From the desk of Diane Glancy

GlancyDiane Glancy is an emerita professor of English at Macalester College and is currently a professor at Azusa Pacific University in California. Her new book Fort Marion Prisoners and the Trauma of Native Education is now available.

Fort Marion Prisoners and the Trauma of Native Education is a continuing exploration of the past through Indigenous voices. I have written several, similar books, for example, about The Cherokee on the Trail of Tears in Pushing the Bear; and  Sacajawea in Stone Heart; and Kateri Tekakwitha in The Reason for Crows.

I lived in Oklahoma for many years. I worked for the State Arts Council, traveling to schools, many of them in Lawton, Oklahoma, where federal authorities imprisoned the last of the Plains Indian warriors at Fort Sill before they were sent to Fort Marion in St. Augustine, Florida from 1875-1878, in order to remove leaders from their tribes.

I always begin my literary explorations with a basic questioning of the supposed “truth” found in historical documentation. What did the Native prisoners experience as attempts were made to educate and evangelize them? The officials gave ledger books to the prisoners in which to draw.

I am interested in the facts of their imprisonment, and more so the spirit or the heart of their experiences which find no documentation in records of the federal government.

I also searched for central ideas. I am interested in the mental and physical correspondences the Indians found as they looked for the familiar in an unfamiliar environment. It could be as simple as the sameness in the shapes of sails on the water and teepees on the prairie. Those evidences are visible in Bear Heart‘s ledger book drawing, which Richard Henry Pratt put in his typewriter and wrote the caption, Camp on Anastasia Island 1876. 

In some ways, Pratt ruined the ledger book drawing, but in another way, he gave me the idea that I could reimagine another type of story of the Fort Marion prisoners. Pratt’s identification of the ledger book art made possible the inclusion of the process of writing the book within the narrative of the book.  I also included some of my own education with the approval of my editor, or maybe it was his suggestion.

There are correspondences in the word itself.  Correspondences as in likeness, and correspondences as in communication. Hello from Florida. Wish you were here. The natives missed their families. They actually sent occasional letters and money from the sale of their artwork and the sea beans they polished.  I also see the book itself as “correspondence.” The Natives’ voices are imagined messages that could have been sent.
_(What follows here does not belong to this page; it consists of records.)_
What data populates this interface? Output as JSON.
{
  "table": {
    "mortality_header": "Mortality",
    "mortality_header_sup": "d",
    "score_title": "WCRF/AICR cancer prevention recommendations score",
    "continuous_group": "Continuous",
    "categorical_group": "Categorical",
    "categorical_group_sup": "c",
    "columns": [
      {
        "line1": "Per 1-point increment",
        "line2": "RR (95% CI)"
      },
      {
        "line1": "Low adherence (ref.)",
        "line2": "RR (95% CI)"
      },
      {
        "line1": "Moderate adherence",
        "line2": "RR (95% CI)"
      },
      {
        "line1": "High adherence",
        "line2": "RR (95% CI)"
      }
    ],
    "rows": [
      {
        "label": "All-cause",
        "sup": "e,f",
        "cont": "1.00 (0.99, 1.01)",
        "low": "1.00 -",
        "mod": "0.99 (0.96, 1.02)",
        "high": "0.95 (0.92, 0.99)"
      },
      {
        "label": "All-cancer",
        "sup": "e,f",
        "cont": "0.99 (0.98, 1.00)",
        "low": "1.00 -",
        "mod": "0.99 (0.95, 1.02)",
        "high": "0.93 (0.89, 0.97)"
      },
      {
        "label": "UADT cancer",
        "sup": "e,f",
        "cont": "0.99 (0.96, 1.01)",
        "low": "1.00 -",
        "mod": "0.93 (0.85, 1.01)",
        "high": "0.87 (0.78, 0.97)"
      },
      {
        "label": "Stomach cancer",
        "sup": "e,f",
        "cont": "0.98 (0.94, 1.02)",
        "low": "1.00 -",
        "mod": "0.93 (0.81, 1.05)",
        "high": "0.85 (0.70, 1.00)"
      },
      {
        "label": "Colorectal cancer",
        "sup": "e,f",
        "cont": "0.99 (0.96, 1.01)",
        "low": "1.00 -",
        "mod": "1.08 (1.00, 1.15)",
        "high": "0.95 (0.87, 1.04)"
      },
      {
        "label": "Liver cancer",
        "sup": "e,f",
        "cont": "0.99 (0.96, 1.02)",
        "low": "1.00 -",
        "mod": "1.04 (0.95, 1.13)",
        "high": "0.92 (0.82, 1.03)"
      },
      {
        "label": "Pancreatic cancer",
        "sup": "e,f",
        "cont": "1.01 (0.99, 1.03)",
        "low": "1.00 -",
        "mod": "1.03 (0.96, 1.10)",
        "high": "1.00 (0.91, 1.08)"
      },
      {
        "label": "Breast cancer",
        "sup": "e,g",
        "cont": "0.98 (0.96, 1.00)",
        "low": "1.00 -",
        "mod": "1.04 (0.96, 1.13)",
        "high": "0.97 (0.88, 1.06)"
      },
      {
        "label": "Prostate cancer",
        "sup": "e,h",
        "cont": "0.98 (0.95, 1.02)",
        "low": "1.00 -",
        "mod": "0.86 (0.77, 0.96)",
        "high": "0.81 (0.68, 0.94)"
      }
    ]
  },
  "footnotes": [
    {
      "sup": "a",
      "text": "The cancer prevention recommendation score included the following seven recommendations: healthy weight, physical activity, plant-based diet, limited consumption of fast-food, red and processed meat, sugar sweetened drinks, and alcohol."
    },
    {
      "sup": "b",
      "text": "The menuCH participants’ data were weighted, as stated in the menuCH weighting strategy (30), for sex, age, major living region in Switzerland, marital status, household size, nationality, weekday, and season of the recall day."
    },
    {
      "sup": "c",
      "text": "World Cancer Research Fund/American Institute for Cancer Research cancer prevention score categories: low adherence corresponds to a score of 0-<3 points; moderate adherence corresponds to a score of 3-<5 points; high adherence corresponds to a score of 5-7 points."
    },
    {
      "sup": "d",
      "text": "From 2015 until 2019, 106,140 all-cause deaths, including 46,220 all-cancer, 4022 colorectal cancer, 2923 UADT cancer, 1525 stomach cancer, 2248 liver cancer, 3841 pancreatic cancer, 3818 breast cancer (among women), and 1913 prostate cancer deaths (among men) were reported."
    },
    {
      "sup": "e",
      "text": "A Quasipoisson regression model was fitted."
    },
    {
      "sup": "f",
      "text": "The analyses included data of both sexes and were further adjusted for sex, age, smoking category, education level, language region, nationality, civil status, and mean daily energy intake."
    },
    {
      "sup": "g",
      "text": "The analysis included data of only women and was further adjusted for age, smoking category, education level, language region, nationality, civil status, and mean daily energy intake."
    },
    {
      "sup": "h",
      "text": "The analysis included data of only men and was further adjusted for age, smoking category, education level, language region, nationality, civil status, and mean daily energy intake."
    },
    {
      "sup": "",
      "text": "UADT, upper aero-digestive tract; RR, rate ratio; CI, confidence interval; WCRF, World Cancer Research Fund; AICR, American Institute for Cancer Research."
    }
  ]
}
Another ledger book drawing in which correspondence plays a part is Etahdleuh Doanmoe’s An Omaha Dance Given by the Prisoners, 1877, which depicts a pow wow at Fort Marion that the Indians held for tourists. The Indians were used to the natural walls of ravines and rises in the land. The man-made wall of stone at Fort Marion corresponded to the artificial world in which they were placed.

While the dances may have provided momentary regeneration for their spirits, while serving as fund-raisers for the fort, they also brought to the surface the other side of the correspondences— somewhat friendly on the surface— but underneath, the currents pull you farther from shore until you are in over your head, which is where a trip to Native American history sometimes leads. I like to give voice to historical characters who did not have a chance to speak— who recorded some of their experiences in ledger book drawings, but not the summations— the close knit of oppositional and generative forces— and the stonewall effect of the government in Indian affairs.

Notice the formidable two or three story brick building and the striped lighthouse in Bear Heart’s drawing. Florida was an impossible land full of ocean air and the removal from everything they knew.

Fort Marion was a prison. I’ve been there several times for research, which in my case is reading books, then standing on the terreplein listening for the prisoners’ distant voices that sometimes seemed to speak in the plaintive call of gulls. My own history abounded there also as I circled the walkway around the wall of the fort from which the ocean is visible. What must it have been like?  Actually there was no circling. Squaring the walkway around the top of the wall is a more correct term. How thin language becomes when made to explain something. But circling a square sometimes is what the writing process is.

I write during travel. Maybe I travel to write. I don’t know which is true, maybe both. I find the past in the movement over the land. The land carries memories. I’ve stated this in the past. I’ve probably stated it in several places. Fort Marion Prisoners and the Trauma of Native Education is a continuation of my work. I have been drawn to the voiceless ones who lost their way of life. As writers, we go where the voices call.